Moderna (MRNA -1.69%) is a growth stock that's had plenty of time in the limelight, but that doesn't mean it'd fit the exacting specifications of Warren Buffett. Berkshire Hathaway's portfolio isn't known for making speculative bets on biotech companies, and the Oracle of Omaha's penchant for reliable growth seems anathema to the industry as a whole, even when considering quality businesses like Moderna. 

But the situation of the coronavirus vaccine maker today isn't necessarily the same as what it'll be in the future, so let's investigate whether the Moderna of tomorrow might eventually fit Buffett's bill.

This isn't a Buffett stock right now

There are a few reasons why Warren Buffett would probably not want to invest in Moderna today. 

First, Buffett tends to eschew businesses that require a constant influx of research and development (R&D) spending to stay competitive. After all, that implies there's an ongoing R&D arms race with competitors, which squeezes margins and reduces the amount of capital left over to return to investors. And that's precisely Moderna's situation as it needs to stay ahead of other companies in its space, particularly direct competitors like BioNTech.

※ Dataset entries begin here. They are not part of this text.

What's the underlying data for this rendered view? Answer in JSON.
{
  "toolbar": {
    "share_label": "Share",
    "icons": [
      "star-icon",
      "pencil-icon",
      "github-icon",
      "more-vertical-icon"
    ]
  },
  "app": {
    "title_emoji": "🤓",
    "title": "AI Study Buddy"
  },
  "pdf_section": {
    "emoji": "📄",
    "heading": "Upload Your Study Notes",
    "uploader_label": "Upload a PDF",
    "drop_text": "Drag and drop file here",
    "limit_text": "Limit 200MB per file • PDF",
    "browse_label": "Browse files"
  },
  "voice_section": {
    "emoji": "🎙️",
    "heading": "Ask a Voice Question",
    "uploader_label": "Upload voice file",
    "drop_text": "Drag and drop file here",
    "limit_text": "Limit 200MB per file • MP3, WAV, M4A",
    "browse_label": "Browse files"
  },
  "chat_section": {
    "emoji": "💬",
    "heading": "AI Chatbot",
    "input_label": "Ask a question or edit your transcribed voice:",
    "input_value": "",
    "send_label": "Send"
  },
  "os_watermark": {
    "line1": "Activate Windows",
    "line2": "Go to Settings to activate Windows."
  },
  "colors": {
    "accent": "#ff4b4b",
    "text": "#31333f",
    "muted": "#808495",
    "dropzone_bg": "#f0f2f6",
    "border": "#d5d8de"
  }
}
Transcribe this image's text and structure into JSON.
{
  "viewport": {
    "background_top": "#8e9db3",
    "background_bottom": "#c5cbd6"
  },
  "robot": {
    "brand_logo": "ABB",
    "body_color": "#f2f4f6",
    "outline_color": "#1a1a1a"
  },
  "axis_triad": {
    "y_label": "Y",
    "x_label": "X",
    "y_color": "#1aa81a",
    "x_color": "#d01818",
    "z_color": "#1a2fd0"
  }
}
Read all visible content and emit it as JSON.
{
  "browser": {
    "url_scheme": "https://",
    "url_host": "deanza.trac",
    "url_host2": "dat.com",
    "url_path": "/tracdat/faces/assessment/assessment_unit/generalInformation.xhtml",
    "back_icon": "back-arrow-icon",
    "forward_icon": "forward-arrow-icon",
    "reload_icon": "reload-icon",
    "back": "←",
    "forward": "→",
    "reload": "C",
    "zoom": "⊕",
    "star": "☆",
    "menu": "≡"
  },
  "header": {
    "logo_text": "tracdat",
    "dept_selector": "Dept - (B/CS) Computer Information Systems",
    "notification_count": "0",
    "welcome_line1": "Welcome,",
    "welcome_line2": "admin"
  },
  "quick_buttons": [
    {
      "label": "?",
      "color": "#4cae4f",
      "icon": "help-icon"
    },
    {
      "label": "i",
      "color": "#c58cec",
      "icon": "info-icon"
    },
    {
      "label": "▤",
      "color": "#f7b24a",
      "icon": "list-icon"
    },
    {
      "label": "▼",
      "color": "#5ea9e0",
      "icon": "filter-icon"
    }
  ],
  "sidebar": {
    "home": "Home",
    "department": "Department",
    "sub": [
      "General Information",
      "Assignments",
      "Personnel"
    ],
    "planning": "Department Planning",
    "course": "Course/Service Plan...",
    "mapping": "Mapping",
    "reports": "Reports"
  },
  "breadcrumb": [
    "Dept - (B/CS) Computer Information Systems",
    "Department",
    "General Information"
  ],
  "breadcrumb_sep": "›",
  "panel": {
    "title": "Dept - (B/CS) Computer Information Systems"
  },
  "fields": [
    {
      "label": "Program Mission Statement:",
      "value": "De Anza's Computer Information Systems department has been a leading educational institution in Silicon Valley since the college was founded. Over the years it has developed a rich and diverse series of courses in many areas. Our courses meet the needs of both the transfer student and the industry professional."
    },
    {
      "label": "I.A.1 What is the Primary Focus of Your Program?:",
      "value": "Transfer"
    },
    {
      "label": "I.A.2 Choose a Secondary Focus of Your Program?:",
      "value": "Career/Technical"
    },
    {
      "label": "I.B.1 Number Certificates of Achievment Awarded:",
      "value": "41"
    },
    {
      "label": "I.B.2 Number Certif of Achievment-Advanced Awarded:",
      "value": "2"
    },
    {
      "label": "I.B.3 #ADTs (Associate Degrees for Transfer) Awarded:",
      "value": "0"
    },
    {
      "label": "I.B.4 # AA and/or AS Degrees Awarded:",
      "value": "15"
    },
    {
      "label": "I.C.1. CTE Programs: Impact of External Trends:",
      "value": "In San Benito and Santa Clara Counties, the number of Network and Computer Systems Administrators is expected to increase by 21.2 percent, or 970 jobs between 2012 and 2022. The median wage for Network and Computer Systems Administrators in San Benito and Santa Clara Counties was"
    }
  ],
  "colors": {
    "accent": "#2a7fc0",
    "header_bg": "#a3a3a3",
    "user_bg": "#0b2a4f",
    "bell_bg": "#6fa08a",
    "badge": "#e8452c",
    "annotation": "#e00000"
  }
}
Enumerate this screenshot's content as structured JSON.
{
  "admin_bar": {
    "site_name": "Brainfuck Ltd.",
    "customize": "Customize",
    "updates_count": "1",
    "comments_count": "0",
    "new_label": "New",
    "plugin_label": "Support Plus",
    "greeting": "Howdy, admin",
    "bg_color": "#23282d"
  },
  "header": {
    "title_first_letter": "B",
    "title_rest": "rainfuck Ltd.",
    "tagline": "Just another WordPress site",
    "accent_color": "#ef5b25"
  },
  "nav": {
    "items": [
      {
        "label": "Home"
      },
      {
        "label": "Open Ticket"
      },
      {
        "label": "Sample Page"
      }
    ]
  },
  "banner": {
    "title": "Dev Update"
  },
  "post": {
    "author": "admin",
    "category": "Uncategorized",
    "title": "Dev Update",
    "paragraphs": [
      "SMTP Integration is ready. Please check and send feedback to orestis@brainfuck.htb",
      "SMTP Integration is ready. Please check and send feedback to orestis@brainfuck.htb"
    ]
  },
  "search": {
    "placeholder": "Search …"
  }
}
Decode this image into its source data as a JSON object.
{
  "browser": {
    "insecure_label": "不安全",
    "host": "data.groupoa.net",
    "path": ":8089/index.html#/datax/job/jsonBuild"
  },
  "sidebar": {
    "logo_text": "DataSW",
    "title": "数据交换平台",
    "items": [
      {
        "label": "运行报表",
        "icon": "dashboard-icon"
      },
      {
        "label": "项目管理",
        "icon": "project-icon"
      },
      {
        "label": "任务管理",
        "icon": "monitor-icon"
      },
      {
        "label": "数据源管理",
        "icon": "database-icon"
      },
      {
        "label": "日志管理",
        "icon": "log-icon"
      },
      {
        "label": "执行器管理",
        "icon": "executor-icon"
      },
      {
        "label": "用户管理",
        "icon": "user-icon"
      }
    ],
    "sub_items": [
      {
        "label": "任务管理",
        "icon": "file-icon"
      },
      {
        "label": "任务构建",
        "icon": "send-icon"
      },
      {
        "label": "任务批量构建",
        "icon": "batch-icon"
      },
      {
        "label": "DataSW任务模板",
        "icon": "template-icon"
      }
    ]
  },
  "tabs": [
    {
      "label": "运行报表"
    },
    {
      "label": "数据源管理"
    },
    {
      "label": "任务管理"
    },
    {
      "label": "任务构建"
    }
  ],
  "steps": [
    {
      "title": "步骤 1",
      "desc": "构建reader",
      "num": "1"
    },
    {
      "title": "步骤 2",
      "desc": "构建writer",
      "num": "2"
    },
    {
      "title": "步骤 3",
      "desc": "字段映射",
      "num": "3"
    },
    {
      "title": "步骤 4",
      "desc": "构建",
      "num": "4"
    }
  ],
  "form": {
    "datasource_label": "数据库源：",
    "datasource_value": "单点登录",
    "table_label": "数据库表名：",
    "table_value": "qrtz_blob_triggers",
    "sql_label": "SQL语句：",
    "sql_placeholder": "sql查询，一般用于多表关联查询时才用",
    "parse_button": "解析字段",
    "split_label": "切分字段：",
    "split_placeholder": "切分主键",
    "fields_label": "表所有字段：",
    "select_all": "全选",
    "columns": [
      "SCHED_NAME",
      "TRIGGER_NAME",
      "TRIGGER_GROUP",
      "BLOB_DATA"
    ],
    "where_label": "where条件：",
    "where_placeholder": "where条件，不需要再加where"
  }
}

For instance, in 2022 Moderna spent $3.3 billion on R&D. BioNTech's were around $1.6 billion. So Moderna could probably simultaneously advance with more of its pipeline programs than BioNTech, but that state of affairs is contingent on spending, which is what Buffett would take issue with here. 

Second, and perhaps more importantly than the R&D arms race, is the simple fact that biotech stocks are risky. The Oracle of Omaha hates taking on undue risk, especially when that level of risk is consistent over time rather than falling after the company clears key hurdles. And with biotech companies developing new drugs, there's really not any way to de-risk the process. 

Only 13.8% of new medicines entering phase 1 clinical trials end up getting regulatory approval for commercialization. Even some of the most carefully thought-out clinical trials can fail to demonstrate a candidate's benefits or safety.

Likewise, getting a drug commercialized is not any guarantee of a company's success as competitors are often angling to develop medicines for the same markets -- and their products might be shown to perform better for reasons that are well outside of management's control. None of those issues have much to do with Moderna specifically, but it's still victim to the same forces, and at risk of the same negative outcomes. 

Finally, Buffett probably would likely take issue with Moderna's lack of one of the competitive advantages that his favorite investments like Apple tend to have. Simply put, Moderna is never going to have a brand that attracts and retains customers since consumers rarely have much of a choice about which vaccine they get for a given indication. So it won't be able to defend its market share except by making superior products.

Nor can Moderna claim any technologies that slash its manufacturing or R&D costs or deliver superior safety or efficacy. Its competitors are largely in the same boat, and Buffett doesn't really tend to invest in them either.

...but it might be in the future

Despite the above, there is a possible path in which Moderna could conceivably become a minor Buffett holding. It starts and ends with the recurring revenue that it could potentially generate from its vaccinations and in-progress candidates for illnesses that will always be present, which is to say diseases like COVID, influenza, and respiratory syncytial virus (RSV), among others.

Moderna is making jabs for each of these three viruses, and it's also developing combination jabs that could ostensibly deal with all three at the same time. That would, in theory, mean people would only need to get one single vaccination to be protected annually against most of the common threats in their environment. If such a combination shot could actually lead to significant annual recurring revenue that would pay for the biotech's R&D expenses, it'd be a virtuous cycle that might attract Buffett to invest. 

Still, that outcome is a bit of a pipe dream at the moment. Moderna's sales of coronavirus shots are expected to fall sharply, and the steady level of long-term sales it'll get is unknown. Even if the long-term appeal of its shots is quantified in the next few years, don't expect Warren to invest until it's clear how earnings might expand consistently as a result of that appeal. Until then, you could probably buy a few shares of Moderna even if Buffett wouldn't.